In a DUI trial, well the evidence sounds like what I would expect in a DUI case, there’s enough there, and well the defense lawyer is being paid to try to get their client to be innocent.
An educated evaluator of music will immediately hear the difference, as will an educated juror. When put in the correct context, a juror is going to apply the correct standard, and give my client the path for a successful outcome.
(10) A-Plus Contingency Plan
If after maximizing our leverage and playing our cards, the client decides to end their case with a deal, then we will be sentenced by the judge. Most sentences go like this:
Client and lawyer show up in court a bunch of times, something is eventually worked out or the client is convicted by a jury who didn’t understand the levels of legal proof, and now the client will be assessed, evaluated and judged by probation who will supply a recommendation to the judge for the eventual sentence. Same client and lawyer get a copy of this a few minutes before sentencing, and can agree or disagree. Lawyer says their client is a great person, has a job, kids blah blah blah.
That doesn’t move the needle, and the client is paying thousands of dollars for a glorified babysitter. I take an entirely different approach. As I discussed above my client is on my proactive program from the day we begin working together.
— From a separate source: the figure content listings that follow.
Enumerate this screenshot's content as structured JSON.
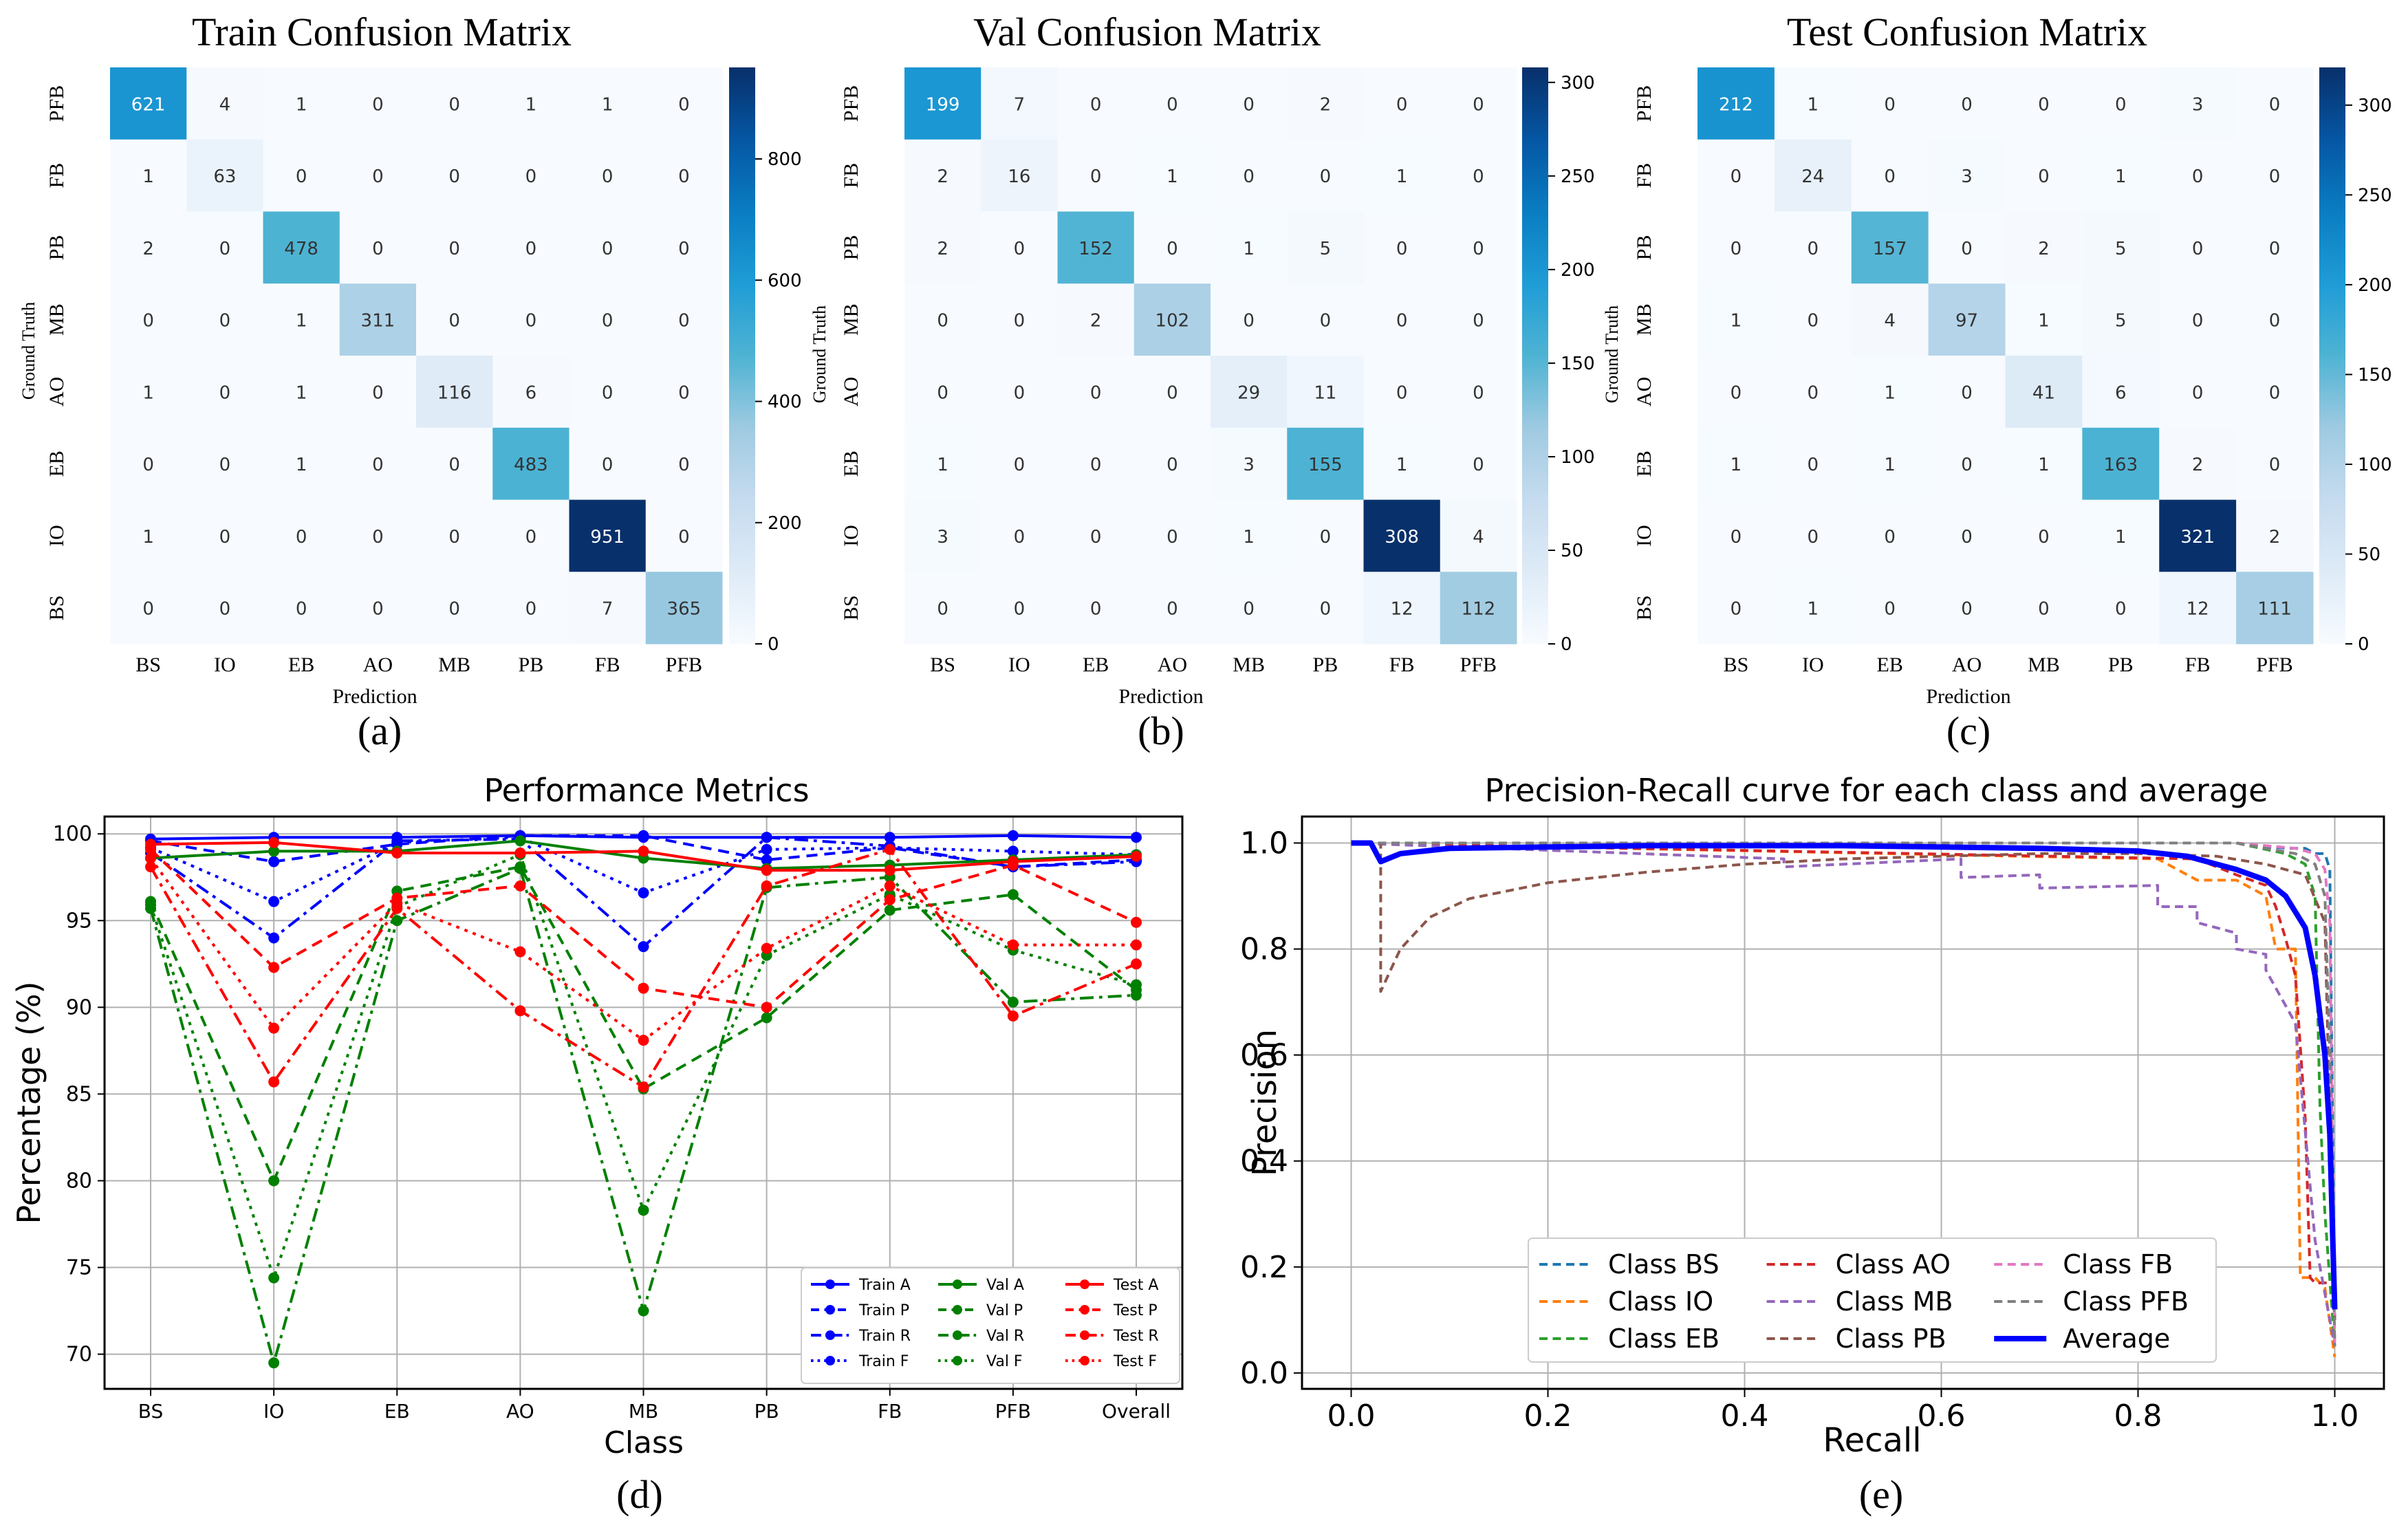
{
  "chart_data": [
    {
      "type": "heatmap",
      "title": "Train Confusion Matrix",
      "xlabel": "Prediction",
      "ylabel": "Ground Truth",
      "panel_label": "(a)",
      "x_categories": [
        "BS",
        "IO",
        "EB",
        "AO",
        "MB",
        "PB",
        "FB",
        "PFB"
      ],
      "y_categories": [
        "PFB",
        "FB",
        "PB",
        "MB",
        "AO",
        "EB",
        "IO",
        "BS"
      ],
      "values": [
        [
          621,
          4,
          1,
          0,
          0,
          1,
          1,
          0
        ],
        [
          1,
          63,
          0,
          0,
          0,
          0,
          0,
          0
        ],
        [
          2,
          0,
          478,
          0,
          0,
          0,
          0,
          0
        ],
        [
          0,
          0,
          1,
          311,
          0,
          0,
          0,
          0
        ],
        [
          1,
          0,
          1,
          0,
          116,
          6,
          0,
          0
        ],
        [
          0,
          0,
          1,
          0,
          0,
          483,
          0,
          0
        ],
        [
          1,
          0,
          0,
          0,
          0,
          0,
          951,
          0
        ],
        [
          0,
          0,
          0,
          0,
          0,
          0,
          7,
          365
        ]
      ],
      "colorbar_range": [
        0,
        951
      ],
      "colorbar_ticks": [
        0,
        200,
        400,
        600,
        800
      ]
    },
    {
      "type": "heatmap",
      "title": "Val Confusion Matrix",
      "xlabel": "Prediction",
      "ylabel": "Ground Truth",
      "panel_label": "(b)",
      "x_categories": [
        "BS",
        "IO",
        "EB",
        "AO",
        "MB",
        "PB",
        "FB",
        "PFB"
      ],
      "y_categories": [
        "PFB",
        "FB",
        "PB",
        "MB",
        "AO",
        "EB",
        "IO",
        "BS"
      ],
      "values": [
        [
          199,
          7,
          0,
          0,
          0,
          2,
          0,
          0
        ],
        [
          2,
          16,
          0,
          1,
          0,
          0,
          1,
          0
        ],
        [
          2,
          0,
          152,
          0,
          1,
          5,
          0,
          0
        ],
        [
          0,
          0,
          2,
          102,
          0,
          0,
          0,
          0
        ],
        [
          0,
          0,
          0,
          0,
          29,
          11,
          0,
          0
        ],
        [
          1,
          0,
          0,
          0,
          3,
          155,
          1,
          0
        ],
        [
          3,
          0,
          0,
          0,
          1,
          0,
          308,
          4
        ],
        [
          0,
          0,
          0,
          0,
          0,
          0,
          12,
          112
        ]
      ],
      "colorbar_range": [
        0,
        308
      ],
      "colorbar_ticks": [
        0,
        50,
        100,
        150,
        200,
        250,
        300
      ]
    },
    {
      "type": "heatmap",
      "title": "Test Confusion Matrix",
      "xlabel": "Prediction",
      "ylabel": "Ground Truth",
      "panel_label": "(c)",
      "x_categories": [
        "BS",
        "IO",
        "EB",
        "AO",
        "MB",
        "PB",
        "FB",
        "PFB"
      ],
      "y_categories": [
        "PFB",
        "FB",
        "PB",
        "MB",
        "AO",
        "EB",
        "IO",
        "BS"
      ],
      "values": [
        [
          212,
          1,
          0,
          0,
          0,
          0,
          3,
          0
        ],
        [
          0,
          24,
          0,
          3,
          0,
          1,
          0,
          0
        ],
        [
          0,
          0,
          157,
          0,
          2,
          5,
          0,
          0
        ],
        [
          1,
          0,
          4,
          97,
          1,
          5,
          0,
          0
        ],
        [
          0,
          0,
          1,
          0,
          41,
          6,
          0,
          0
        ],
        [
          1,
          0,
          1,
          0,
          1,
          163,
          2,
          0
        ],
        [
          0,
          0,
          0,
          0,
          0,
          1,
          321,
          2
        ],
        [
          0,
          1,
          0,
          0,
          0,
          0,
          12,
          111
        ]
      ],
      "colorbar_range": [
        0,
        321
      ],
      "colorbar_ticks": [
        0,
        50,
        100,
        150,
        200,
        250,
        300
      ]
    },
    {
      "type": "line",
      "title": "Performance Metrics",
      "xlabel": "Class",
      "ylabel": "Percentage (%)",
      "panel_label": "(d)",
      "categories": [
        "BS",
        "IO",
        "EB",
        "AO",
        "MB",
        "PB",
        "FB",
        "PFB",
        "Overall"
      ],
      "ylim": [
        68,
        101
      ],
      "yticks": [
        70,
        75,
        80,
        85,
        90,
        95,
        100
      ],
      "grid": true,
      "legend_position": "lower-right",
      "series": [
        {
          "name": "Train A",
          "color": "#0000ff",
          "dash": "solid",
          "values": [
            99.7,
            99.8,
            99.8,
            99.9,
            99.8,
            99.8,
            99.8,
            99.9,
            99.8
          ]
        },
        {
          "name": "Train P",
          "color": "#0000ff",
          "dash": "dashed",
          "values": [
            99.6,
            98.4,
            99.4,
            99.9,
            99.9,
            98.5,
            99.2,
            98.1,
            98.5
          ]
        },
        {
          "name": "Train R",
          "color": "#0000ff",
          "dash": "dashdot",
          "values": [
            98.9,
            94.0,
            99.6,
            99.7,
            93.5,
            99.8,
            99.3,
            98.1,
            98.4
          ]
        },
        {
          "name": "Train F",
          "color": "#0000ff",
          "dash": "dotted",
          "values": [
            99.2,
            96.1,
            99.5,
            99.8,
            96.6,
            99.1,
            99.2,
            99.0,
            98.8
          ]
        },
        {
          "name": "Val A",
          "color": "#008000",
          "dash": "solid",
          "values": [
            98.6,
            99.0,
            99.0,
            99.6,
            98.6,
            98.0,
            98.2,
            98.5,
            98.8
          ]
        },
        {
          "name": "Val P",
          "color": "#008000",
          "dash": "dashed",
          "values": [
            96.1,
            80.0,
            96.7,
            98.1,
            85.3,
            89.4,
            95.6,
            96.5,
            91.0
          ]
        },
        {
          "name": "Val R",
          "color": "#008000",
          "dash": "dashdot",
          "values": [
            95.7,
            69.5,
            95.0,
            98.0,
            72.5,
            96.9,
            97.5,
            90.3,
            90.7
          ]
        },
        {
          "name": "Val F",
          "color": "#008000",
          "dash": "dotted",
          "values": [
            95.9,
            74.4,
            95.8,
            98.8,
            78.3,
            93.0,
            96.5,
            93.3,
            91.3
          ]
        },
        {
          "name": "Test A",
          "color": "#ff0000",
          "dash": "solid",
          "values": [
            99.4,
            99.5,
            98.9,
            98.9,
            99.0,
            97.9,
            97.9,
            98.4,
            98.7
          ]
        },
        {
          "name": "Test P",
          "color": "#ff0000",
          "dash": "dashed",
          "values": [
            99.1,
            92.3,
            96.3,
            97.0,
            91.1,
            90.0,
            96.2,
            98.2,
            94.9
          ]
        },
        {
          "name": "Test R",
          "color": "#ff0000",
          "dash": "dashdot",
          "values": [
            98.1,
            85.7,
            95.7,
            89.8,
            85.4,
            97.0,
            99.1,
            89.5,
            92.5
          ]
        },
        {
          "name": "Test F",
          "color": "#ff0000",
          "dash": "dotted",
          "values": [
            98.6,
            88.8,
            96.0,
            93.2,
            88.1,
            93.4,
            97.0,
            93.6,
            93.6
          ]
        }
      ]
    },
    {
      "type": "line",
      "title": "Precision-Recall curve for each class and average",
      "xlabel": "Recall",
      "ylabel": "Precision",
      "panel_label": "(e)",
      "xlim": [
        -0.05,
        1.05
      ],
      "ylim": [
        -0.03,
        1.05
      ],
      "xticks": [
        0.0,
        0.2,
        0.4,
        0.6,
        0.8,
        1.0
      ],
      "yticks": [
        0.0,
        0.2,
        0.4,
        0.6,
        0.8,
        1.0
      ],
      "grid": true,
      "legend_position": "lower-center",
      "series": [
        {
          "name": "Class BS",
          "color": "#1f77b4",
          "dash": "dashed",
          "width": 4,
          "x": [
            0,
            0.9,
            0.95,
            0.97,
            0.98,
            0.99,
            0.995,
            1.0
          ],
          "y": [
            1,
            1,
            0.99,
            0.99,
            0.98,
            0.98,
            0.95,
            0.1
          ]
        },
        {
          "name": "Class IO",
          "color": "#ff7f0e",
          "dash": "dashed",
          "width": 4,
          "x": [
            0,
            0.82,
            0.86,
            0.9,
            0.93,
            0.94,
            0.96,
            0.965,
            0.98,
            0.99,
            1.0
          ],
          "y": [
            1,
            0.97,
            0.93,
            0.93,
            0.9,
            0.8,
            0.8,
            0.18,
            0.18,
            0.16,
            0.03
          ]
        },
        {
          "name": "Class EB",
          "color": "#2ca02c",
          "dash": "dashed",
          "width": 4,
          "x": [
            0,
            0.9,
            0.95,
            0.97,
            0.98,
            0.985,
            0.99,
            1.0
          ],
          "y": [
            1,
            1,
            0.98,
            0.96,
            0.9,
            0.5,
            0.3,
            0.05
          ]
        },
        {
          "name": "Class AO",
          "color": "#d62728",
          "dash": "dashed",
          "width": 4,
          "x": [
            0,
            0.86,
            0.9,
            0.93,
            0.94,
            0.95,
            0.96,
            0.97,
            0.975,
            0.98,
            1.0
          ],
          "y": [
            1,
            0.97,
            0.94,
            0.92,
            0.88,
            0.82,
            0.75,
            0.48,
            0.18,
            0.17,
            0.17
          ]
        },
        {
          "name": "Class MB",
          "color": "#9467bd",
          "dash": "dashed",
          "width": 4,
          "x": [
            0,
            0.44,
            0.44,
            0.62,
            0.62,
            0.7,
            0.7,
            0.82,
            0.82,
            0.86,
            0.86,
            0.9,
            0.9,
            0.93,
            0.93,
            0.96,
            0.98,
            1.0
          ],
          "y": [
            1,
            0.97,
            0.955,
            0.97,
            0.935,
            0.94,
            0.915,
            0.92,
            0.88,
            0.88,
            0.85,
            0.83,
            0.8,
            0.79,
            0.76,
            0.66,
            0.25,
            0.05
          ]
        },
        {
          "name": "Class PB",
          "color": "#8c564b",
          "dash": "dashed",
          "width": 4,
          "x": [
            0,
            0.02,
            0.03,
            0.03,
            0.05,
            0.08,
            0.12,
            0.2,
            0.3,
            0.4,
            0.5,
            0.6,
            0.7,
            0.8,
            0.88,
            0.93,
            0.97,
            0.99,
            1.0
          ],
          "y": [
            1,
            1,
            1,
            0.72,
            0.8,
            0.86,
            0.895,
            0.925,
            0.945,
            0.96,
            0.97,
            0.975,
            0.98,
            0.98,
            0.975,
            0.96,
            0.94,
            0.85,
            0.1
          ]
        },
        {
          "name": "Class FB",
          "color": "#e377c2",
          "dash": "dashed",
          "width": 4,
          "x": [
            0,
            0.9,
            0.96,
            0.98,
            0.99,
            0.995,
            1.0
          ],
          "y": [
            1,
            1,
            0.99,
            0.98,
            0.95,
            0.85,
            0.05
          ]
        },
        {
          "name": "Class PFB",
          "color": "#7f7f7f",
          "dash": "dashed",
          "width": 4,
          "x": [
            0,
            0.9,
            0.96,
            0.98,
            0.99,
            0.995,
            1.0
          ],
          "y": [
            1,
            1,
            0.98,
            0.96,
            0.9,
            0.6,
            0.05
          ]
        },
        {
          "name": "Average",
          "color": "#0000ff",
          "dash": "solid",
          "width": 8,
          "x": [
            0,
            0.02,
            0.03,
            0.05,
            0.1,
            0.3,
            0.5,
            0.7,
            0.8,
            0.85,
            0.88,
            0.9,
            0.93,
            0.95,
            0.97,
            0.98,
            0.99,
            0.995,
            1.0
          ],
          "y": [
            1,
            1,
            0.965,
            0.98,
            0.99,
            0.995,
            0.995,
            0.99,
            0.985,
            0.975,
            0.96,
            0.95,
            0.93,
            0.9,
            0.84,
            0.75,
            0.6,
            0.45,
            0.12
          ]
        }
      ]
    }
  ]
}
The client can be DONE with their sentence before even going to sentencing. Yes, you heard that correctly. I get my clients credit for their entire sentence on a regular basis, because I know exactly what judges are looking for, and we’re doing it on our own time without the hammer of the court. If the judge doesn’t give full credit, they will instead reduce what they were going to sentence the client to, and again, the credited portion is now not performed on the court’s time.
Along with having all of this in place, it must be properly documented for the probation staff and the judge so that it can be reviewed in advance of sentencing.
If you were to be sentenced on a DUI case, under which scenario would you like to be in when your freedom is on the line, and the judge controls the next 24 months of your life on a misdemeanor or 60 months on a felony.
Scenario #1 - showed up in court a bunch of times, sat up late at night reading the internet and worrying, but didn’t do anything but worry for the last 6 weeks about this moment in front of the judge, and now you feel the urge to ramble in a mix of apologies and promises to never be back in court.
Scenario #2 - showing the judge just how seriously you are taking this case, as you’ve passed 120 alcohol tests over 60 days, you’ve learned a great deal at over 40 AA meetings, you are currently working with a substance abuse counselor to learn more about yourself, and make wiser choices, and you’ve given 50 hours back to the community in volunteer work to show you’re a positive member of society among other efforts - you don’t feel the need to apologize to a judge who was likely sound asleep and unaffected that evening, and you know not to promise a single thing, because you would have said you’d never get a DUI before this one happened - humble and optimistic about the future, you walk into court with confidence.
If we demonstrate strength, confidence and the willingness to fight real legal issues, and also provide the prosecutor with the escape hatch to get out of dodge and save face then we stand a great chance of succeeding.